Fast Local Planner for Autonomous Helicopter

Name: Alexander Washburn
Advisor: Maxim Likhachev

One challenge of autonomous flight is creating a system for planning routes and reacting to environments that is fast enough to take full advantage of the high speed of aircraft. This problem of obstacle avoidance is especially relevant when creating a program that lands robotic helicopters in urban environments. Since these areas are highly concentrated with static obstacles like buildings as well as moving ones like cars and people, the helicopter needs to be able to navigate many obstacles while reacting to unforeseen changes quickly and efficiently. Autonomous vehicle company Dragonfly Pictures Incorporated is building a helicopter that is designed to fly in these urban settings. It will be around 300 pounds, have a dual rotor design, and feature LIDAR, camera, and GPS sensors. The University of Pennsylvania has been chosen to design a system for identifying and navigating to safe landing zones.
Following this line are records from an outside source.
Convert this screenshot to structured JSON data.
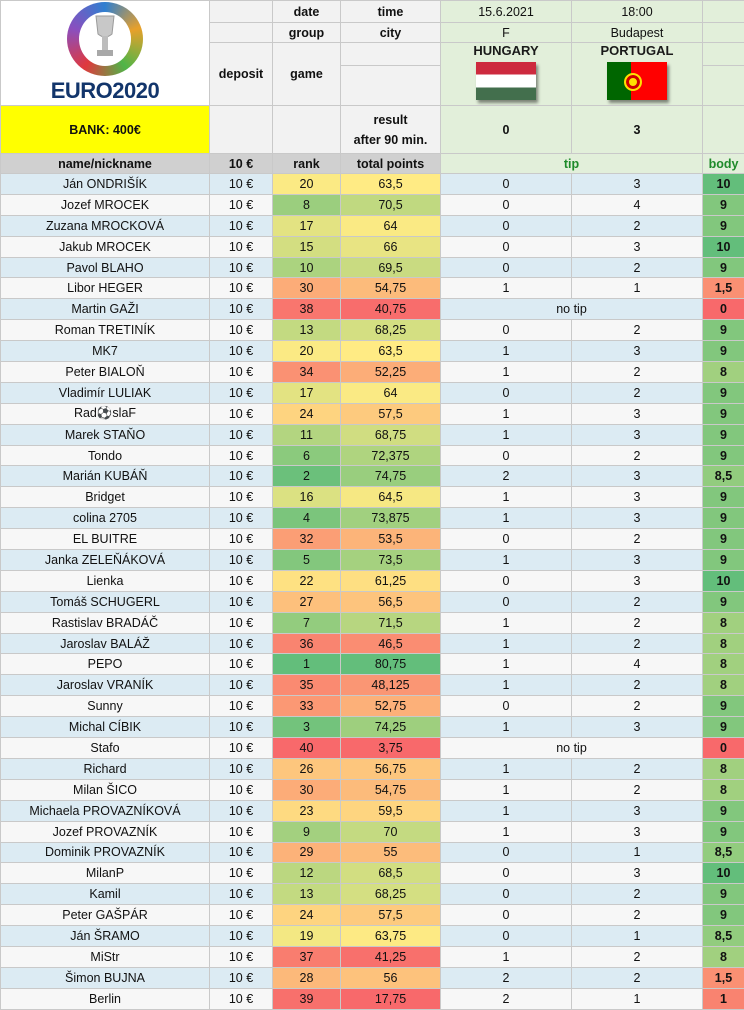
{
  "header": {
    "logo_text": "EURO2020",
    "bank_label": "BANK: 400€",
    "date_label": "date",
    "time_label": "time",
    "group_label": "group",
    "city_label": "city",
    "deposit_label": "deposit",
    "game_label": "game",
    "result_label_1": "result",
    "result_label_2": "after 90 min.",
    "date_value": "15.6.2021",
    "time_value": "18:00",
    "group_value": "F",
    "city_value": "Budapest",
    "home_team": "HUNGARY",
    "away_team": "PORTUGAL",
    "home_score": "0",
    "away_score": "3"
  },
  "columns": {
    "name": "name/nickname",
    "deposit": "10 €",
    "rank": "rank",
    "total": "total points",
    "tip": "tip",
    "points": "body"
  },
  "colors": {
    "no_tip_text": "no tip",
    "green": "#63be7b",
    "yellow": "#ffeb84",
    "red": "#f8696b"
  },
  "rows": [
    {
      "name": "Ján ONDRIŠÍK",
      "deposit": "10 €",
      "rank": "20",
      "total": "63,5",
      "tip1": "0",
      "tip2": "3",
      "points": "10"
    },
    {
      "name": "Jozef MROCEK",
      "deposit": "10 €",
      "rank": "8",
      "total": "70,5",
      "tip1": "0",
      "tip2": "4",
      "points": "9"
    },
    {
      "name": "Zuzana MROCKOVÁ",
      "deposit": "10 €",
      "rank": "17",
      "total": "64",
      "tip1": "0",
      "tip2": "2",
      "points": "9"
    },
    {
      "name": "Jakub MROCEK",
      "deposit": "10 €",
      "rank": "15",
      "total": "66",
      "tip1": "0",
      "tip2": "3",
      "points": "10"
    },
    {
      "name": "Pavol BLAHO",
      "deposit": "10 €",
      "rank": "10",
      "total": "69,5",
      "tip1": "0",
      "tip2": "2",
      "points": "9"
    },
    {
      "name": "Libor HEGER",
      "deposit": "10 €",
      "rank": "30",
      "total": "54,75",
      "tip1": "1",
      "tip2": "1",
      "points": "1,5"
    },
    {
      "name": "Martin GAŽI",
      "deposit": "10 €",
      "rank": "38",
      "total": "40,75",
      "tip1": "",
      "tip2": "",
      "notip": "no tip",
      "points": "0"
    },
    {
      "name": "Roman TRETINÍK",
      "deposit": "10 €",
      "rank": "13",
      "total": "68,25",
      "tip1": "0",
      "tip2": "2",
      "points": "9"
    },
    {
      "name": "MK7",
      "deposit": "10 €",
      "rank": "20",
      "total": "63,5",
      "tip1": "1",
      "tip2": "3",
      "points": "9"
    },
    {
      "name": "Peter BIALOŇ",
      "deposit": "10 €",
      "rank": "34",
      "total": "52,25",
      "tip1": "1",
      "tip2": "2",
      "points": "8"
    },
    {
      "name": "Vladimír LULIAK",
      "deposit": "10 €",
      "rank": "17",
      "total": "64",
      "tip1": "0",
      "tip2": "2",
      "points": "9"
    },
    {
      "name": "Rad⚽slaF",
      "deposit": "10 €",
      "rank": "24",
      "total": "57,5",
      "tip1": "1",
      "tip2": "3",
      "points": "9"
    },
    {
      "name": "Marek STAŇO",
      "deposit": "10 €",
      "rank": "11",
      "total": "68,75",
      "tip1": "1",
      "tip2": "3",
      "points": "9"
    },
    {
      "name": "Tondo",
      "deposit": "10 €",
      "rank": "6",
      "total": "72,375",
      "tip1": "0",
      "tip2": "2",
      "points": "9"
    },
    {
      "name": "Marián KUBÁŇ",
      "deposit": "10 €",
      "rank": "2",
      "total": "74,75",
      "tip1": "2",
      "tip2": "3",
      "points": "8,5"
    },
    {
      "name": "Bridget",
      "deposit": "10 €",
      "rank": "16",
      "total": "64,5",
      "tip1": "1",
      "tip2": "3",
      "points": "9"
    },
    {
      "name": "colina 2705",
      "deposit": "10 €",
      "rank": "4",
      "total": "73,875",
      "tip1": "1",
      "tip2": "3",
      "points": "9"
    },
    {
      "name": "EL BUITRE",
      "deposit": "10 €",
      "rank": "32",
      "total": "53,5",
      "tip1": "0",
      "tip2": "2",
      "points": "9"
    },
    {
      "name": "Janka ZELEŇÁKOVÁ",
      "deposit": "10 €",
      "rank": "5",
      "total": "73,5",
      "tip1": "1",
      "tip2": "3",
      "points": "9"
    },
    {
      "name": "Lienka",
      "deposit": "10 €",
      "rank": "22",
      "total": "61,25",
      "tip1": "0",
      "tip2": "3",
      "points": "10"
    },
    {
      "name": "Tomáš SCHUGERL",
      "deposit": "10 €",
      "rank": "27",
      "total": "56,5",
      "tip1": "0",
      "tip2": "2",
      "points": "9"
    },
    {
      "name": "Rastislav BRADÁČ",
      "deposit": "10 €",
      "rank": "7",
      "total": "71,5",
      "tip1": "1",
      "tip2": "2",
      "points": "8"
    },
    {
      "name": "Jaroslav BALÁŽ",
      "deposit": "10 €",
      "rank": "36",
      "total": "46,5",
      "tip1": "1",
      "tip2": "2",
      "points": "8"
    },
    {
      "name": "PEPO",
      "deposit": "10 €",
      "rank": "1",
      "total": "80,75",
      "tip1": "1",
      "tip2": "4",
      "points": "8"
    },
    {
      "name": "Jaroslav VRANÍK",
      "deposit": "10 €",
      "rank": "35",
      "total": "48,125",
      "tip1": "1",
      "tip2": "2",
      "points": "8"
    },
    {
      "name": "Sunny",
      "deposit": "10 €",
      "rank": "33",
      "total": "52,75",
      "tip1": "0",
      "tip2": "2",
      "points": "9"
    },
    {
      "name": "Michal CÍBIK",
      "deposit": "10 €",
      "rank": "3",
      "total": "74,25",
      "tip1": "1",
      "tip2": "3",
      "points": "9"
    },
    {
      "name": "Stafo",
      "deposit": "10 €",
      "rank": "40",
      "total": "3,75",
      "tip1": "",
      "tip2": "",
      "notip": "no tip",
      "points": "0"
    },
    {
      "name": "Richard",
      "deposit": "10 €",
      "rank": "26",
      "total": "56,75",
      "tip1": "1",
      "tip2": "2",
      "points": "8"
    },
    {
      "name": "Milan ŠICO",
      "deposit": "10 €",
      "rank": "30",
      "total": "54,75",
      "tip1": "1",
      "tip2": "2",
      "points": "8"
    },
    {
      "name": "Michaela PROVAZNÍKOVÁ",
      "deposit": "10 €",
      "rank": "23",
      "total": "59,5",
      "tip1": "1",
      "tip2": "3",
      "points": "9"
    },
    {
      "name": "Jozef PROVAZNÍK",
      "deposit": "10 €",
      "rank": "9",
      "total": "70",
      "tip1": "1",
      "tip2": "3",
      "points": "9"
    },
    {
      "name": "Dominik PROVAZNÍK",
      "deposit": "10 €",
      "rank": "29",
      "total": "55",
      "tip1": "0",
      "tip2": "1",
      "points": "8,5"
    },
    {
      "name": "MilanP",
      "deposit": "10 €",
      "rank": "12",
      "total": "68,5",
      "tip1": "0",
      "tip2": "3",
      "points": "10"
    },
    {
      "name": "Kamil",
      "deposit": "10 €",
      "rank": "13",
      "total": "68,25",
      "tip1": "0",
      "tip2": "2",
      "points": "9"
    },
    {
      "name": "Peter GAŠPÁR",
      "deposit": "10 €",
      "rank": "24",
      "total": "57,5",
      "tip1": "0",
      "tip2": "2",
      "points": "9"
    },
    {
      "name": "Ján ŠRAMO",
      "deposit": "10 €",
      "rank": "19",
      "total": "63,75",
      "tip1": "0",
      "tip2": "1",
      "points": "8,5"
    },
    {
      "name": "MiStr",
      "deposit": "10 €",
      "rank": "37",
      "total": "41,25",
      "tip1": "1",
      "tip2": "2",
      "points": "8"
    },
    {
      "name": "Šimon BUJNA",
      "deposit": "10 €",
      "rank": "28",
      "total": "56",
      "tip1": "2",
      "tip2": "2",
      "points": "1,5"
    },
    {
      "name": "Berlin",
      "deposit": "10 €",
      "rank": "39",
      "total": "17,75",
      "tip1": "2",
      "tip2": "1",
      "points": "1"
    }
  ]
}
Our system will consist of a module that looks at the whole environment and evaluates the different possible landing zones, a module that plans the best route to the chosen landing area, and a collision avoidance system. My project focuses on designing the third component. It will need to react quickly to the immediate surroundings of the helicopter. Using information from a global planner and data from sensors, the obstacle avoider will generate commands that steer the helicopter away from nearby hazards while still continuing toward its ultimate goal.